The shoelace formula for any polygon's area
How a list of corner coordinates becomes an exact area, why the method is named after a shoe, and the one case where it fails.
From corners to area
The shoelace formula turns a polygon into a running sum over its edges. For each corner you multiply its x by the next corner's y, subtract the next corner's x times this corner's y, and add the results all the way around. Halving the absolute value of that total gives the enclosed area. It needs nothing more than the ordered list of vertices, which is why it suits surveying, mapping and any shape defined by points rather than a neat formula.
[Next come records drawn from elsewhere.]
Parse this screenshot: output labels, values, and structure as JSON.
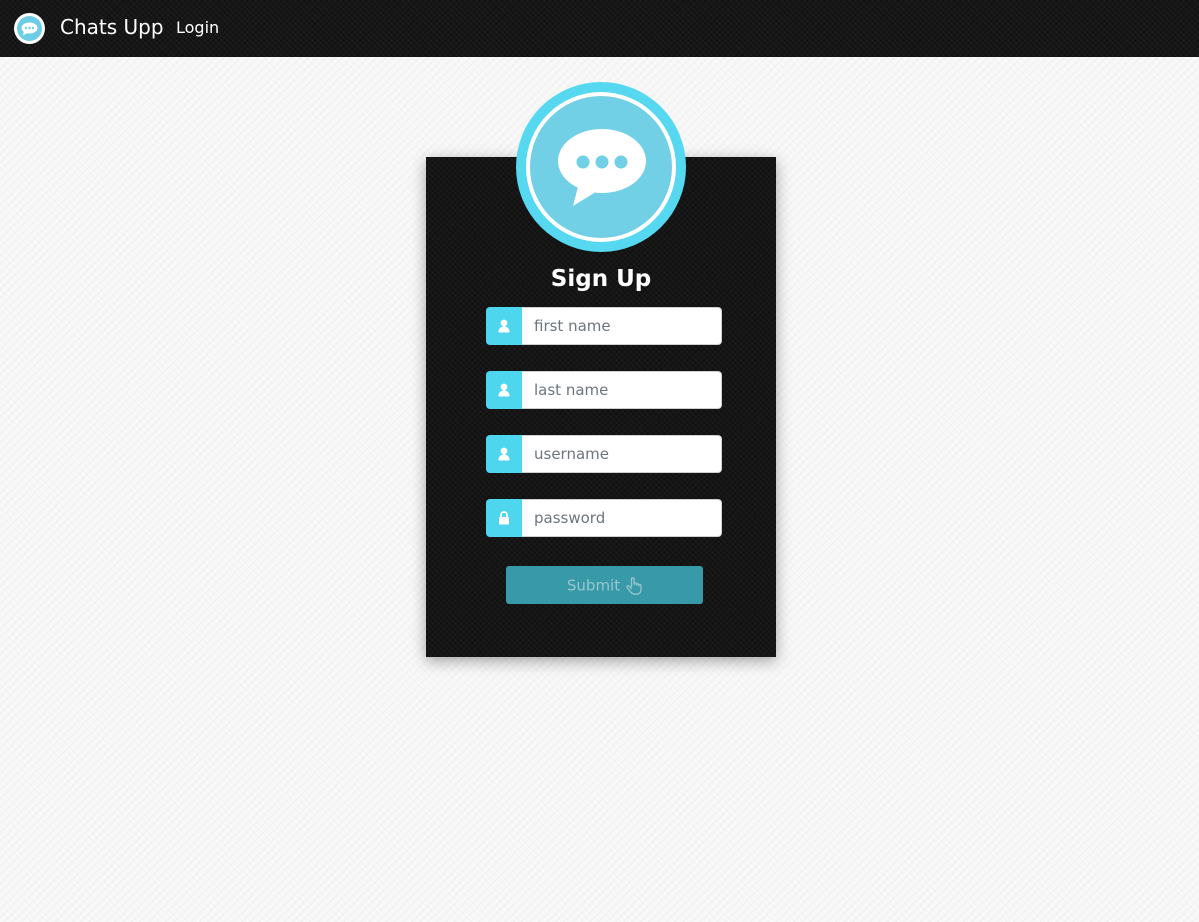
{
  "navbar": {
    "brand_name": "Chats Upp",
    "login_label": "Login"
  },
  "signup": {
    "title": "Sign Up",
    "fields": [
      {
        "name": "first_name",
        "placeholder": "first name",
        "value": "",
        "icon": "user-icon"
      },
      {
        "name": "last_name",
        "placeholder": "last name",
        "value": "",
        "icon": "user-icon"
      },
      {
        "name": "username",
        "placeholder": "username",
        "value": "",
        "icon": "user-icon"
      },
      {
        "name": "password",
        "placeholder": "password",
        "value": "",
        "icon": "lock-icon"
      }
    ],
    "submit_label": "Submit",
    "submit_icon": "hand-pointer-icon"
  },
  "colors": {
    "accent": "#4fd6ef",
    "logo_fill": "#71cfe6",
    "submit_bg": "#3aa1b1",
    "card_bg": "#151515",
    "navbar_bg": "#161616"
  }
}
Why it is called the shoelace
If you write the coordinates in two columns and draw lines between the terms you multiply, the crossing diagonals look like the lacing of a shoe. Each downward diagonal is a positive product and each upward diagonal a negative one, and the difference of the two running sums is what you halve. The nickname is a memory aid for the criss-cross pattern rather than anything about footwear. It makes the bookkeeping easy to do by hand for a few points.
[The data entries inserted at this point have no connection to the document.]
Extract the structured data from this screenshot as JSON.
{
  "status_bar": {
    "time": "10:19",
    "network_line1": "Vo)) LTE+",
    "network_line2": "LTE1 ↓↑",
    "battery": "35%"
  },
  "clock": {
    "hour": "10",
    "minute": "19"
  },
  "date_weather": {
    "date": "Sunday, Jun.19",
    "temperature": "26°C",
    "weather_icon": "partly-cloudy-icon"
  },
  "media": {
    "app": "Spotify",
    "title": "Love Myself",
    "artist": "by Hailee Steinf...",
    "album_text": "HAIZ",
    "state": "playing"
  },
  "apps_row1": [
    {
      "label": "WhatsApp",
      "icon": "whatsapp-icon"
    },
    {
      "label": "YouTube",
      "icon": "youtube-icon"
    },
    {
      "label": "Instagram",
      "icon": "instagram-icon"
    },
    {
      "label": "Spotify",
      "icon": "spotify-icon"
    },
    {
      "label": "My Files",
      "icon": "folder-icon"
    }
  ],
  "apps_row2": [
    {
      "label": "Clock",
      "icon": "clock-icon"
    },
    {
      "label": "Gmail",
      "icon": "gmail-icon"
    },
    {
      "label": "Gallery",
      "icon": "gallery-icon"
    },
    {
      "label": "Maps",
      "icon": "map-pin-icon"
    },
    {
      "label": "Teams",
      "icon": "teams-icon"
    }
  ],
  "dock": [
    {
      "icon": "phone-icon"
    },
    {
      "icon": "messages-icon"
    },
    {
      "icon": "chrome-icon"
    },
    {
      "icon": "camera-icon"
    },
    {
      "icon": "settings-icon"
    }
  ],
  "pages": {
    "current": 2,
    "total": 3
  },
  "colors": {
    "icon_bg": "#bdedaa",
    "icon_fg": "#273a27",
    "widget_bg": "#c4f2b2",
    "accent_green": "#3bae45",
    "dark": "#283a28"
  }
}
Winding direction and sign
Before taking the absolute value, the raw sum carries a sign that reveals the winding direction. Listing the corners counter-clockwise yields a positive value and clockwise a negative one, but the magnitude is identical either way. This tool reports the absolute area, so you never have to worry about which way you traced the outline. The signed version is handy in graphics for telling front-facing from back-facing polygons.
The one case it cannot handle
The formula assumes a simple polygon whose edges meet only at shared corners and never cross. If the boundary intersects itself, forming a figure-eight or bow-tie, the sums partly cancel and the result is not the visible area. Ordering the points correctly around the perimeter avoids this. For a genuinely self-intersecting region, split it into simple pieces and add their areas separately.